俞秀先瞧见的却是坐在贵妃榻上的华阳,繁琐华丽的明黄罗裙拥簇着国色天香的美人,叫人难以移开视线。
然后,美人笑了,唤她:“短短两日不见,大嫂莫非不认得我了?”
俞秀回过神来,喝醉了般跨了进去。
这天底下的美人,也是一山又比一山高的,街坊们都夸她美貌,三弟妹罗玉燕嫁进来时,她就有种开了眼界之感,待金尊玉贵的公主再嫁过来,俞秀便想,她的眼界已经被撑到了最大,这世上绝不会再有比公主更美的人。

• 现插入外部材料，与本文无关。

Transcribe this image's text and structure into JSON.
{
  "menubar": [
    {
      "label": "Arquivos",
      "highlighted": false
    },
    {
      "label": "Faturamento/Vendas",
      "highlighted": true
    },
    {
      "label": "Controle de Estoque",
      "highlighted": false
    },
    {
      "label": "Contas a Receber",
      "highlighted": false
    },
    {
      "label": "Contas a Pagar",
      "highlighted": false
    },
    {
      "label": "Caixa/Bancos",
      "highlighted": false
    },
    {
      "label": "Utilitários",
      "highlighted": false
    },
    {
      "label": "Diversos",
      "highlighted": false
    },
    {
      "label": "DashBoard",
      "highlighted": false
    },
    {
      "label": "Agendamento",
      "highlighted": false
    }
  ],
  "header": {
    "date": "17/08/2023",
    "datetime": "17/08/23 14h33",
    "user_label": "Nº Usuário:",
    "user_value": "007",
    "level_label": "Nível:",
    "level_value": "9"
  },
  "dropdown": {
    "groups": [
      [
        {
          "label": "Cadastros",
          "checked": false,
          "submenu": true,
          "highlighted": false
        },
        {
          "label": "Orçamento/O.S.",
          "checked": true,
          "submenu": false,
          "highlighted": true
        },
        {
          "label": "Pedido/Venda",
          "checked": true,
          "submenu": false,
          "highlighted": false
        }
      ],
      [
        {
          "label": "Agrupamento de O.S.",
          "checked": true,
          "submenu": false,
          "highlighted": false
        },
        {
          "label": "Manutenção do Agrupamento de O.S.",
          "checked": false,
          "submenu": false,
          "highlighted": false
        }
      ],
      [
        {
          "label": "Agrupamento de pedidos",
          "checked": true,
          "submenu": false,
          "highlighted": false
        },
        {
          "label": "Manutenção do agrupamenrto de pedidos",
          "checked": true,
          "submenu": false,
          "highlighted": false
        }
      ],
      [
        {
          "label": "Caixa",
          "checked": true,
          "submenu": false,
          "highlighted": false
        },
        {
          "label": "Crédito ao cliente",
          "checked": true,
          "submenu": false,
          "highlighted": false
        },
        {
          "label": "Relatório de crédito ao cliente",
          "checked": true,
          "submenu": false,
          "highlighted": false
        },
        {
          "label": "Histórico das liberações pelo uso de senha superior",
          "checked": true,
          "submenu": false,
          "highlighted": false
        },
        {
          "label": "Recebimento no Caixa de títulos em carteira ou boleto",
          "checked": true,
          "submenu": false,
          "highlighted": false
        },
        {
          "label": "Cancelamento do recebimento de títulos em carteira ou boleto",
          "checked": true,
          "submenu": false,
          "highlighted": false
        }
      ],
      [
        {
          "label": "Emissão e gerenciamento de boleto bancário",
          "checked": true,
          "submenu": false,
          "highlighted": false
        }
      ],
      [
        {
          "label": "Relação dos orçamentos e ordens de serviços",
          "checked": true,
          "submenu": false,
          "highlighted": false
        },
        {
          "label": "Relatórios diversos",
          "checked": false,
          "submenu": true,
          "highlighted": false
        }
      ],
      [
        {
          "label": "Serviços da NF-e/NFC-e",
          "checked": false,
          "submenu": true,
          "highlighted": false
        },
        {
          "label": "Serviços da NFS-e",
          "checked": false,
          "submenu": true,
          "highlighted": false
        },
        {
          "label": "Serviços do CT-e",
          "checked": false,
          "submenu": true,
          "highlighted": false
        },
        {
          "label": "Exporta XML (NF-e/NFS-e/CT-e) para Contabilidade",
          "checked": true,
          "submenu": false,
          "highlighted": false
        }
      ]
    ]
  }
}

她被华阳的新扮相惊艳,华阳也注意到了俞秀的衣着首饰,瞧着有些眼熟,去年正月陈家老太太的丧讯还没传进京城时,她好像瞧见俞秀穿过。
华阳有很多不用的首饰,绫罗绸缎更是成箱成箱的摆在库房,她舍得送给俞秀,就怕俞秀把这当成施舍,心里反而不好受。
“大嫂坐这边来,这里就你我二人,离那么远做什么。”
华阳指指贵妃榻另一侧的空位,亲昵地道。
俞秀红着脸挪了过来。
朝云奉上茶水,华阳笑着与她聊天:“大嫂那边安顿的如何?衙门里面自备的丫鬟可都听话?”
有话题可聊,俞秀也就放松下来,道:“我身边还是碧桃、碧荷伺候,其他丫鬟都只管做粗活,目前瞧着都还算本分。”
华阳点点头:“大哥呢,衙门差事忙不忙?”
俞秀叹气:“事情挺多的,昨天天黑了才从前面回来。”
新官上任,陈敬宗不是卫所一把手都有那么多事要做,陈伯宗掌管一府事务,肯定更忙。不过陈伯宗在大理寺做了六七年,为官经验也算得上丰富,是陈家三兄弟里最不需要让人担心的。
华阳又问俞秀:“除了湘王妃,大嫂可知我今日要招待的另外两位客人都是什么来历?”
俞秀笑道:“我本来不太清楚,把请帖给大爷看后,他给我讲了讲,然后便知白家是本地望族,陵原县君虽然才三十多岁,辈分却大,湘王爷好像都要称她一声祖姑。”
所谓祖姑,是指祖父的姐妹,这个祖父可以是亲祖父,也可以是其他支的堂祖父,姐妹也包括堂姐妹。
本朝居住在各地的宗亲太多了,就像华阳该称呼湘王为叔父,其实两人的血缘关系很淡,陵原县君与湘王同样如此。
时候还早,华阳邀请俞秀去逛园子。
已中,湘王妃、陵原县君、白家的纪老夫人陆续到来,都带了礼物。